O Signore che hai donato tutto te stesso per la nostra salvezza, accogli dalla croce noi peccatori e bisognosi del tuo perdono, perché anche noi sappiamo legarci al giogo soave di una vita spesa per gli altri.
Noi ti preghiamo


Signore Gesù, che sei venuto a portarci con la croce la libertà dalla schiavitù del peccato, insegnaci a sostenere con disponibilità e sensibilità i fratelli nel dolore e a lavorare per il loro bene.
Noi ti preghiamo


O Padre buono che hai mandato il tuo unigenito per salvare il mondo, fa’ che il vangelo della morte e resurrezione del Cristo giunga presto a tutti come un messaggio di pace e riconciliazione.
Noi ti preghiamo


Accogli o Dio la nostra preghiera quando ci facciamo carico del male e del dolore degli altri.

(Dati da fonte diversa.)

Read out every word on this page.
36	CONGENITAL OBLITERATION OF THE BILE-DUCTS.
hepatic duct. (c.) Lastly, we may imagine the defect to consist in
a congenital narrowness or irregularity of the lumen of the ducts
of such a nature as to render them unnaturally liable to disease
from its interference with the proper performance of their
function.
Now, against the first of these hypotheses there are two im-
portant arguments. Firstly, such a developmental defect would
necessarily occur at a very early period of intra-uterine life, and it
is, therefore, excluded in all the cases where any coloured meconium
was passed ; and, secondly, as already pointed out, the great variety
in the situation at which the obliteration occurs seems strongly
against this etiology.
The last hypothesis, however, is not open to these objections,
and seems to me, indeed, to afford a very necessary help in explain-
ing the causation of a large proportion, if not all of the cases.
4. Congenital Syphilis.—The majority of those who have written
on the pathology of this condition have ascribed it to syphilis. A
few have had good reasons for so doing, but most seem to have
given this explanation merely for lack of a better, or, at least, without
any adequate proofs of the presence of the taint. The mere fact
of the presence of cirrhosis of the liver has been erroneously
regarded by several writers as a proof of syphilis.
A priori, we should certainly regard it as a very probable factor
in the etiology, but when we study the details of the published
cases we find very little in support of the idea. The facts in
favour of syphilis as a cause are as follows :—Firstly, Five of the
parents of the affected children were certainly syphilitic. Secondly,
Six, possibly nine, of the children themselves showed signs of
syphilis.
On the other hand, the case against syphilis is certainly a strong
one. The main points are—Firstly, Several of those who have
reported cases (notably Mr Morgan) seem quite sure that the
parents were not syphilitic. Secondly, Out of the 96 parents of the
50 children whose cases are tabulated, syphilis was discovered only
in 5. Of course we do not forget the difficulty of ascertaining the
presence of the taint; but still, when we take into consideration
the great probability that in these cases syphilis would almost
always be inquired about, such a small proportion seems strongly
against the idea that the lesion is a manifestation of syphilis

Fa’ che per la forza del tuo amore la loro vita sia salvata e il nostro cuore riempito di fiducia in te.
Noi ti preghiamo




Guarda con bontà o Dio del cielo il mondo intero, dove è piantata la croce della violenza e delle guerre. Dona a tutti la tua pace e la salvezza dal male.
Noi ti preghiamo



Guarisci o Padre buono tutti coloro che alzano lo sguardo da sé per invocare perdono e guarigione. Fa’ che come nel deserto siano anch’essi salvati dal morso velenoso del maligno che dà la morte.
Noi ti preghiamo.



Guida e proteggi o Dio tutti i tuoi figli ovunque dispersi, perché ispirati dall’esempio del tuo amore sappiamo essere testimoni autentici del Vangelo della pace.
Noi ti preghiamo



Soccorri o Padre buono tutti i poveri, perché possano trovare in te la consolazione da ogni sofferenza e nei fratelli e le sorelle il sostegno che salva dal naufragio.